После каждого броска поле ее зрения становилось шире. Скоро она увидела свет – и три расплывчатые фигуры, сидящие перед ним. Все трое, не отрываясь, глядели на золотистое сияние, источник которого был неясен.
Одной из фигур был Федя. Других она не узнала, только поняла, что это мужчины.
Неясно было, на чем они сидят – и где они вообще. Под ними мерещились то ли какие-то фонтаны, то ли механизмы, поднимающие их к свету… Нет, скорее это были все-таки механизмы. Потратив некоторое время на их изучение, но так ничего и не поняв, Таня назвала их про себя «домкратами».
Фигуры на домкратах сохраняли неподвижность. Только изредка они делали мелкие движения, устраиваясь поудобнее, и все глядели в свет.
Этот свет походил на размытый ореол вокруг электрической лампы в тумане – вот только самой лампы не было. Еще его можно было сравнить с радужной оболочкой огромного глаза без зрачка. Цвет глаза медленно менялся от желтого с красноватыми прожилками до ослепительно-белого.

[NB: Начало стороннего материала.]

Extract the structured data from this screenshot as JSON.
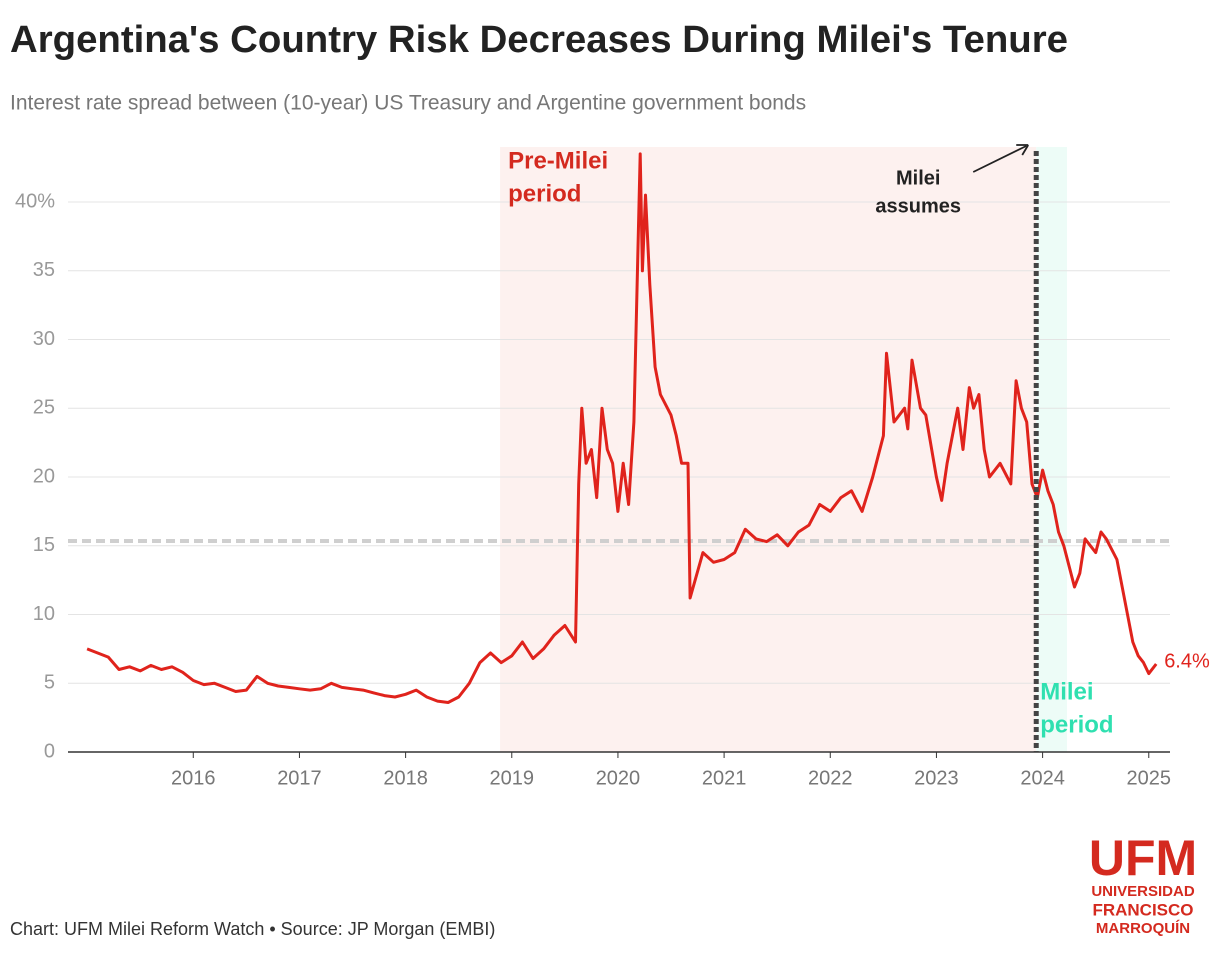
{
  "chart_data": {
    "type": "line",
    "title": "Argentina's Country Risk Decreases During Milei's Tenure",
    "subtitle": "Interest rate spread between (10-year) US Treasury and Argentine government bonds",
    "source": "Chart: UFM Milei Reform Watch • Source: JP Morgan (EMBI)",
    "logo": [
      "UFM",
      "UNIVERSIDAD",
      "FRANCISCO",
      "MARROQUÍN"
    ],
    "x": [
      2015.0,
      2015.1,
      2015.2,
      2015.3,
      2015.4,
      2015.5,
      2015.6,
      2015.7,
      2015.8,
      2015.9,
      2016.0,
      2016.1,
      2016.2,
      2016.3,
      2016.4,
      2016.5,
      2016.6,
      2016.7,
      2016.8,
      2016.9,
      2017.0,
      2017.1,
      2017.2,
      2017.3,
      2017.4,
      2017.5,
      2017.6,
      2017.7,
      2017.8,
      2017.9,
      2018.0,
      2018.1,
      2018.2,
      2018.3,
      2018.4,
      2018.5,
      2018.6,
      2018.7,
      2018.8,
      2018.9,
      2019.0,
      2019.1,
      2019.2,
      2019.3,
      2019.4,
      2019.5,
      2019.6,
      2019.63,
      2019.66,
      2019.7,
      2019.75,
      2019.8,
      2019.85,
      2019.9,
      2019.95,
      2020.0,
      2020.05,
      2020.1,
      2020.15,
      2020.21,
      2020.23,
      2020.26,
      2020.3,
      2020.35,
      2020.4,
      2020.5,
      2020.55,
      2020.6,
      2020.66,
      2020.68,
      2020.8,
      2020.9,
      2021.0,
      2021.1,
      2021.2,
      2021.3,
      2021.4,
      2021.5,
      2021.6,
      2021.7,
      2021.8,
      2021.9,
      2022.0,
      2022.1,
      2022.2,
      2022.3,
      2022.4,
      2022.5,
      2022.53,
      2022.6,
      2022.7,
      2022.73,
      2022.77,
      2022.85,
      2022.9,
      2023.0,
      2023.05,
      2023.1,
      2023.2,
      2023.25,
      2023.31,
      2023.35,
      2023.4,
      2023.45,
      2023.5,
      2023.6,
      2023.7,
      2023.75,
      2023.8,
      2023.85,
      2023.9,
      2023.95,
      2024.0,
      2024.05,
      2024.1,
      2024.15,
      2024.2,
      2024.3,
      2024.35,
      2024.4,
      2024.5,
      2024.55,
      2024.6,
      2024.7,
      2024.75,
      2024.8,
      2024.85,
      2024.9,
      2024.95,
      2025.0,
      2025.07
    ],
    "series": [
      {
        "color": "#e0231c",
        "values": [
          7.5,
          7.2,
          6.9,
          6.0,
          6.2,
          5.9,
          6.3,
          6.0,
          6.2,
          5.8,
          5.2,
          4.9,
          5.0,
          4.7,
          4.4,
          4.5,
          5.5,
          5.0,
          4.8,
          4.7,
          4.6,
          4.5,
          4.6,
          5.0,
          4.7,
          4.6,
          4.5,
          4.3,
          4.1,
          4.0,
          4.2,
          4.5,
          4.0,
          3.7,
          3.6,
          4.0,
          5.0,
          6.5,
          7.2,
          6.5,
          7.0,
          8.0,
          6.8,
          7.5,
          8.5,
          9.2,
          8.0,
          19.5,
          25,
          21,
          22,
          18.5,
          25,
          22,
          21,
          17.5,
          21,
          18,
          24,
          43.5,
          35,
          40.5,
          34,
          28,
          26,
          24.5,
          23,
          21,
          21,
          11.2,
          14.5,
          13.8,
          14,
          14.5,
          16.2,
          15.5,
          15.3,
          15.8,
          15.0,
          16.0,
          16.5,
          18,
          17.5,
          18.5,
          19,
          17.5,
          20,
          23,
          29,
          24,
          25,
          23.5,
          28.5,
          25,
          24.5,
          20,
          18.3,
          21,
          25,
          22,
          26.5,
          25,
          26,
          22,
          20,
          21,
          19.5,
          27,
          25,
          24,
          19.5,
          18.5,
          20.5,
          19,
          18,
          16,
          15,
          12,
          13,
          15.5,
          14.5,
          16,
          15.5,
          14,
          12,
          10,
          8,
          7,
          6.5,
          5.7,
          6.4
        ],
        "value_labels": [
          null,
          null,
          null,
          null,
          null,
          null,
          null,
          null,
          null,
          null,
          null,
          null,
          null,
          null,
          null,
          null,
          null,
          null,
          null,
          null,
          null,
          null,
          null,
          null,
          null,
          null,
          null,
          null,
          null,
          null,
          null,
          null,
          null,
          null,
          null,
          null,
          null,
          null,
          null,
          null,
          null,
          null,
          null,
          null,
          null,
          null,
          null,
          null,
          null,
          null,
          null,
          null,
          null,
          null,
          null,
          null,
          null,
          null,
          null,
          null,
          null,
          null,
          null,
          null,
          null,
          null,
          null,
          null,
          null,
          null,
          null,
          null,
          null,
          null,
          null,
          null,
          null,
          null,
          null,
          null,
          null,
          null,
          null,
          null,
          null,
          null,
          null,
          null,
          null,
          null,
          null,
          null,
          null,
          null,
          null,
          null,
          null,
          null,
          null,
          null,
          null,
          null,
          null,
          null,
          null,
          null,
          null,
          null,
          null,
          null,
          null,
          null,
          null,
          null,
          null,
          null,
          null,
          null,
          null,
          null,
          null,
          null,
          null,
          null,
          null,
          null,
          null,
          null,
          null,
          null,
          "6.4%"
        ]
      }
    ],
    "xlim": [
      2014.82,
      2025.2
    ],
    "xticks": [
      2016,
      2017,
      2018,
      2019,
      2020,
      2021,
      2022,
      2023,
      2024,
      2025
    ],
    "ylim": [
      0,
      44
    ],
    "yticks": [
      0,
      5,
      10,
      15,
      20,
      25,
      30,
      35,
      {
        "value": 40,
        "label": "40%"
      }
    ],
    "grid": true,
    "reference_y": 15.35,
    "periods": [
      {
        "label": [
          "Pre-Milei",
          "period"
        ],
        "start": 2018.89,
        "end": 2023.94,
        "color": "#fdf1ef",
        "label_color": "#d42a1f"
      },
      {
        "label": [
          "Milei",
          "period"
        ],
        "start": 2023.94,
        "end": 2024.23,
        "color": "#edfcf7",
        "label_color": "#2fe0b0"
      }
    ],
    "marker": {
      "x": 2023.94,
      "label": [
        "Milei",
        "assumes"
      ]
    }
  }
}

В свете были покой, сила и нега – когда Таня начинала всматриваться в него, он быстро занимал все поле зрения, и на душе становилось хорошо и тихо. Можно было понять, почему Федя и двое других так пристально в него глядят.
Таня решила испортить им праздник. Она нацелилась и метнула крюк в источник света – вернее, в то место, где этому источнику полагалось быть.
И сразу же застонала от боли.
Матка содрогнулась от неприятного спазма. Очень неприятного, словно перед месячными. Крюк улетел в никуда, и веревка смерти приняла на себя всю его тяжесть.
Метать крюк в этот свет больше не следовало.
Целый день Таня чувствовала себя так плохо, что больше ни разу не посмотрела в сторону Феди. И еще два дня после этого про него не хотелось даже думать.
На третий, проснувшись с утра, она поняла, что теперь ее сил достаточно.
Когда она пробилась сквозь завесу неведения, Федя и двое его спутников все так же глядели в непостижимый и опасный свет. Теперь он был красноватым, пульсирующим и неспокойным – и Таня сообразила, что они только начали свою странную процедуру.
Вот что надо было сделать: натащить мангу на Федю. Таня легко и безусильно стала мангой, зацепила свой образ крюком и швырнула себя – юную, чистую, со смеющимися солнцем глазами – в смутно мерцающую вдали Федину лысину.